Intervention de Éric Ciotti

Séance en hémicycle du 5 juin 2014 à 15h00
Prévention de la récidive et individualisation des peines — Article 5

Photo issue du site de l'Assemblée nationale ou de WikipediaÉric Ciotti :

C’est cela la réalité. Nous y reviendrons.

Pour dénoncer le mécanisme des peines minimales privatives de liberté, vous vous fondez sur des études statistiques, madame la garde des sceaux. Lors de la campagne électorale, le Président de la République avait affirmé que la récidive avait triplé depuis les années 2000. Quant à vous, vous avez prétendu que depuis le vote de la loi de 2007, le taux de récidive avait augmenté de plus de 50 %. Permettez-moi de vous faire une réponse qui puise ses sources aux meilleures références selon vous, qui ne sont pas susceptibles à vos yeux d’une défaillance d’objectivité, à savoir le journal Libération. Sa rubrique « Désintox » intitulée « Hollande et Taubira à la peine » en date du 9 septembre 2013 mettait à mal toute votre argumentation ainsi que celle du Président de la République.

Un bulletin statistique du ministère de la justice, publié en 2013, précise ainsi clairement que « L’évolution [de la récidive légale] ne reflète pas une explosion de la récidive au sens criminologique, elle s’explique davantage par les changements législatifs ainsi que par les pratiques des juridictions » – M. Raimbourg y faisait référence – « qui enregistrent de façon plus systématique la récidive. »

Quels sont ces changements législatifs ? Les chiffres que vous citiez, madame la ministre, concernent la récidive légale, autrement dit les situations où un délinquant commet un délit identique. Or la loi a procédé à plusieurs assimilations de délits. En 2003, les délits routiers, qui constituent une part importante des cas de récidive, ont été assimilés entre eux. En 2005, les délits de violences volontaires sur personne ont été assimilés à tout délit commis avec la circonstance aggravante de violence.

Quand vous dites que la récidive a triplé depuis le début des années 2000, c’est donc faux car les références ne sont pas les mêmes. De toute façon, cela ne constitue pas un critère d’appréciation de la loi de 2007.

Et ce qui me paraît plus grave encore, car cela traduit de votre part de la mauvaise foi ou de la malhonnêteté intellectuelle, c’est d’affirmer que le taux de récidive est de plus de 57 % pour montrer que la récidive a explosé depuis la loi de 2007 sur les peines minimales. D’une part, vous vous référez en réalité à un autre indicateur qui prend en compte la récidive au sens large : le pourcentage des sortants de prison qui se retrouvent condamnés dans les cinq ans.

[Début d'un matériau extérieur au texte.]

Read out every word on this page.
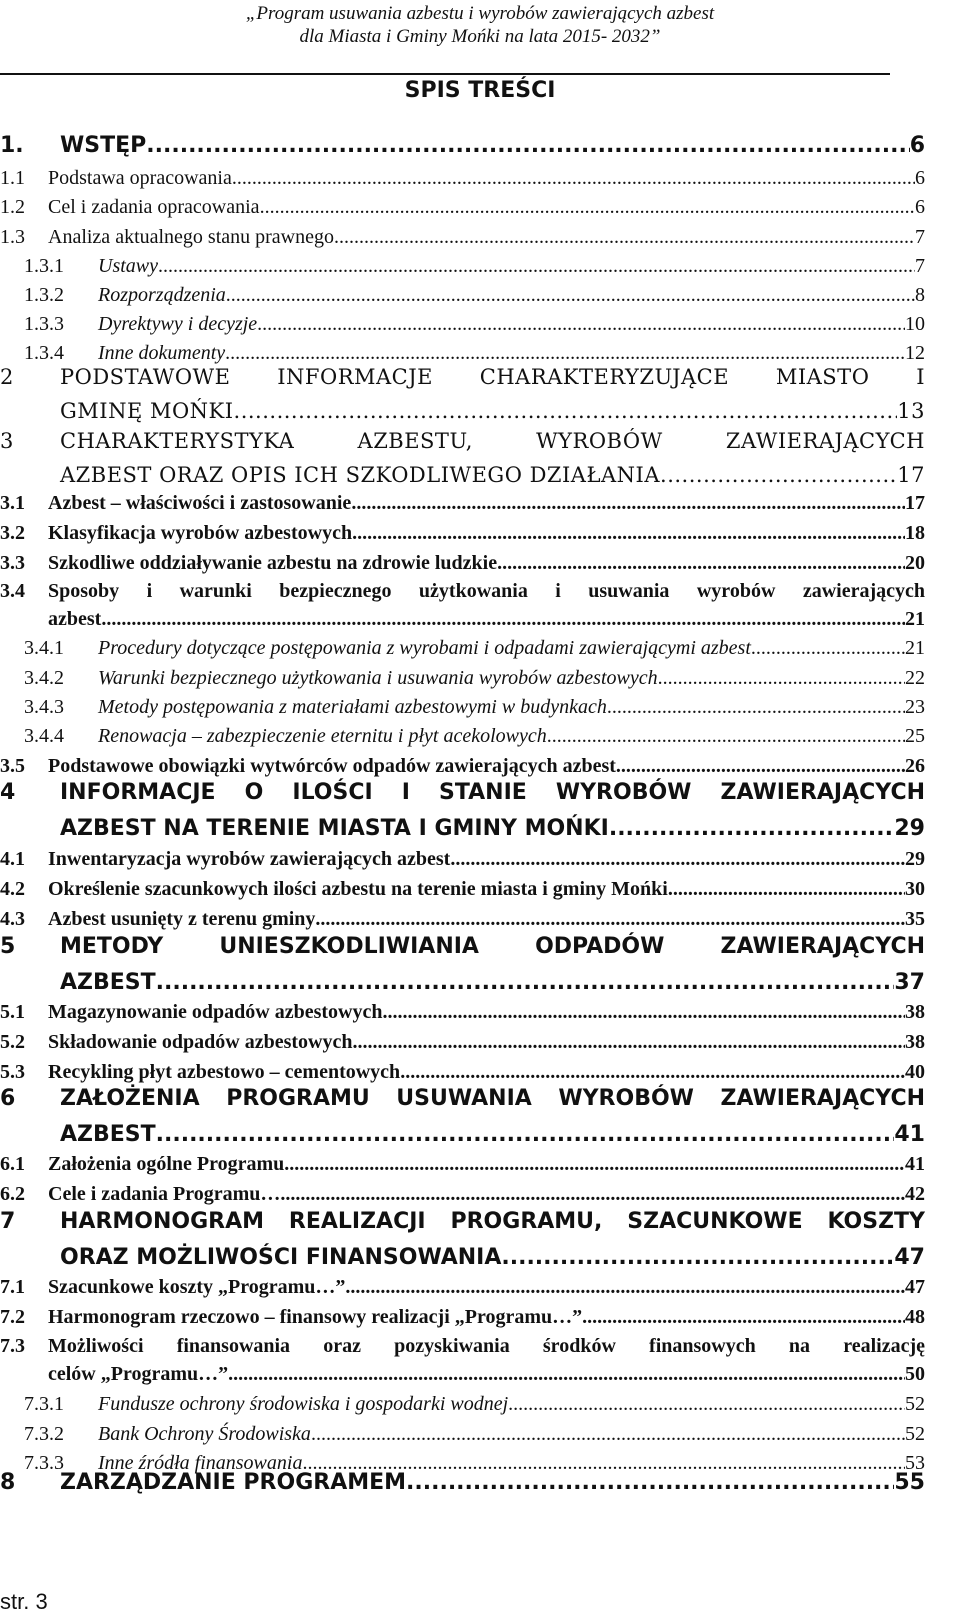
„Program usuwania azbestu i wyrobów zawierających azbest
dla Miasta i Gminy Mońki na lata 2015- 2032”
SPIS TREŚCI
1.	WSTĘP .....	6
1.1	Podstawa opracowania .....	6
1.2	Cel i zadania opracowania .....	6
1.3	Analiza aktualnego stanu prawnego .....	7
1.3.1	Ustawy .....	7
1.3.2	Rozporządzenia .....	8
1.3.3	Dyrektywy i decyzje .....	10
1.3.4	Inne dokumenty .....	12
2	PODSTAWOWE INFORMACJE CHARAKTERYZUJĄCE MIASTO I
GMINĘ MOŃKI .....	13
3	CHARAKTERYSTYKA AZBESTU, WYROBÓW ZAWIERAJĄCYCH
AZBEST ORAZ OPIS ICH SZKODLIWEGO DZIAŁANIA .....	17
3.1	Azbest – właściwości i zastosowanie .....	17
3.2	Klasyfikacja wyrobów azbestowych .....	18
3.3	Szkodliwe oddziaływanie azbestu na zdrowie ludzkie .....	20
3.4	Sposoby i warunki bezpiecznego użytkowania i usuwania wyrobów zawierających
azbest .....	21
3.4.1	Procedury dotyczące postępowania z wyrobami i odpadami zawierającymi azbest .....	21
3.4.2	Warunki bezpiecznego użytkowania i usuwania wyrobów azbestowych .....	22
3.4.3	Metody postępowania z materiałami azbestowymi w budynkach .....	23
3.4.4	Renowacja – zabezpieczenie eternitu i płyt acekolowych .....	25
3.5	Podstawowe obowiązki wytwórców odpadów zawierających azbest .....	26
4	INFORMACJE O ILOŚCI I STANIE WYROBÓW ZAWIERAJĄCYCH
AZBEST NA TERENIE MIASTA I GMINY MOŃKI .....	29
4.1	Inwentaryzacja wyrobów zawierających azbest .....	29
4.2	Określenie szacunkowych ilości azbestu na terenie miasta i gminy Mońki .....	30
4.3	Azbest usunięty z terenu gminy .....	35
5	METODY UNIESZKODLIWIANIA ODPADÓW ZAWIERAJĄCYCH
AZBEST .....	37
5.1	Magazynowanie odpadów azbestowych .....	38
5.2	Składowanie odpadów azbestowych .....	38
5.3	Recykling płyt azbestowo – cementowych .....	40
6	ZAŁOŻENIA PROGRAMU USUWANIA WYROBÓW ZAWIERAJĄCYCH
AZBEST .....	41
6.1	Założenia ogólne Programu .....	41
6.2	Cele i zadania Programu… .....	42
7	HARMONOGRAM REALIZACJI PROGRAMU, SZACUNKOWE KOSZTY
ORAZ MOŻLIWOŚCI FINANSOWANIA .....	47
7.1	Szacunkowe koszty „Programu…” .....	47
7.2	Harmonogram rzeczowo – finansowy realizacji „Programu…” .....	48
7.3	Możliwości finansowania oraz pozyskiwania środków finansowych na realizację
celów „Programu…” .....	50
7.3.1	Fundusze ochrony środowiska i gospodarki wodnej .....	52
7.3.2	Bank Ochrony Środowiska .....	52
7.3.3	Inne źródła finansowania .....	53
8	ZARZĄDZANIE PROGRAMEM .....	55
str. 3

D’autre part, le pourcentage que vous avancez se fonde sur 2002, donc cinq années avant le vote de la loi sur les peines plancher.

L’article de Libération se concluait ainsi : « Fondée sur une cohorte de sortants de prison de prison de 2002, l’étude montre que 59 % d’entre eux ont été recondamnés, dont 46 % à de la prison ferme. Mais aucune étude similaire n’ayant été réalisée depuis 2007 et l’instauration des peines plancher, on voit mal comment la ministre peut affirmer que ce taux de recondamnations a grimpé ces cinq dernières années. »

Vous êtes pris en flagrant délit d’informations erronées données à notre assemblée.